Sverker Eriksson sverker.eriksson@REDACTED
Fri Oct 13 20:08:49 CEST 2017

On 10/13/2017 07:33 PM, Roger Lipscombe wrote:
>> So no, moving block between carrier does not even make sense.
> I guess I meant: can the VM copy the content to another block in a
> "live" carrier, thus freeing up this carrier, but I guess that'd
> involve updating all kinds of pointers, and that stuff happens at a
> higher level in the VM, right?

No, we don't do that.

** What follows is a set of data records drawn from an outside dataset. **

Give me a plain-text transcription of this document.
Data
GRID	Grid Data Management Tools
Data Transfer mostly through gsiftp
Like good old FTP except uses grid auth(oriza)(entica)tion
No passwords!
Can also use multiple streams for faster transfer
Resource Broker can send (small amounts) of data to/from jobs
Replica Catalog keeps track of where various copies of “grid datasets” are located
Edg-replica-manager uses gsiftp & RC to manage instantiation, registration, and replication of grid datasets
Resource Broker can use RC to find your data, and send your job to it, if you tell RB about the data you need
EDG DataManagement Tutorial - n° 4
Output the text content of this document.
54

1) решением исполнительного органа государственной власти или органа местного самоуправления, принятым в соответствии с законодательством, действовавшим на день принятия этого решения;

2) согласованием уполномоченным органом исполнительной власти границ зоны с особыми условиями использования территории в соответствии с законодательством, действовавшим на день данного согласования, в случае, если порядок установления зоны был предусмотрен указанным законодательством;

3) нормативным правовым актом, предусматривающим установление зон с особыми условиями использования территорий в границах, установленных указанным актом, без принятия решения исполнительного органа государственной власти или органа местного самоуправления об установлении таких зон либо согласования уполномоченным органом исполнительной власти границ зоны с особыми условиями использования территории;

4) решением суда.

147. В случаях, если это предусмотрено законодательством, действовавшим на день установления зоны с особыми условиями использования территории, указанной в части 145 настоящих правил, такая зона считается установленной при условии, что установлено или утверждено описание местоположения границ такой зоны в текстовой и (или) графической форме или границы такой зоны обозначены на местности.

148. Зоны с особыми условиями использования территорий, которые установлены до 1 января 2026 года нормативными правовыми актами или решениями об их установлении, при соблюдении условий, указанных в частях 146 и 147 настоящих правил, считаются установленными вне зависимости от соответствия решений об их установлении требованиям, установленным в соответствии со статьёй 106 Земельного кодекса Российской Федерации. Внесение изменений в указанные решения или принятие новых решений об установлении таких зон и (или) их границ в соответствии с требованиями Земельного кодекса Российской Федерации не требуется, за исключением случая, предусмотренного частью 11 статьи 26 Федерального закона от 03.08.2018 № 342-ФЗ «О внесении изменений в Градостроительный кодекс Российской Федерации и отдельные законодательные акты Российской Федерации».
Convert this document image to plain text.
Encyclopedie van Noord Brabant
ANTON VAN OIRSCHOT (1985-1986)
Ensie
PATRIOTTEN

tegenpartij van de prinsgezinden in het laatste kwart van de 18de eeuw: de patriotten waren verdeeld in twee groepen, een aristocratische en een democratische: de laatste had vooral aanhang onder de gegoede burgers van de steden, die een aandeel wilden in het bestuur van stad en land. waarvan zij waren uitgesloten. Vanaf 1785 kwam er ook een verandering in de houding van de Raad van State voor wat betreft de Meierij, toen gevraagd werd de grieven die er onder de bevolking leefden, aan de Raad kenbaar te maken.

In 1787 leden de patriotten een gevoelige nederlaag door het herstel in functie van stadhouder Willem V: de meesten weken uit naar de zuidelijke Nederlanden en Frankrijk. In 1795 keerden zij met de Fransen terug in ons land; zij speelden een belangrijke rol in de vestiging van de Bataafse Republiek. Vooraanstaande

It can get very complicated in the general case as 
the higher level code has to update all pointers to the block in a 
thread-safe manner.

We did some experimental hacks for binary_alloc where it could maybe be 
feasible as the data is read-only.

>>> Or is it that, once a carrier falls below the threshold, the VM tries
>>> not to use it, so that it's more likely (assuming that the remaining
>>> content eventually gets freed) that it'll get returned to the OS?
>> Yes, that is the idea.
> Cool.
>>> Also: what is the default setting? The documentation says "de", but
>>> system_info is saying "0" for all of my allocators. Is "de" choosing
>>> zero for me?
>> Hmm.... I'll be back...
> OTP 20-rc2, btw; I'll try a newer build... I'll be back... :)
system_info(allocator) only gives an overview which can be a bit misleading.
If you look at the individual allocator instances with for example

erlang:system_info({allocator, ets_alloc}).

you will see all instances except #0 have non zero values for 'acul'.

Instance #0 is a lock protected allocator used only by non-scheduler 
It disables carrier migration as only scheduler threads can use the 
lock-free carrier pool implementation.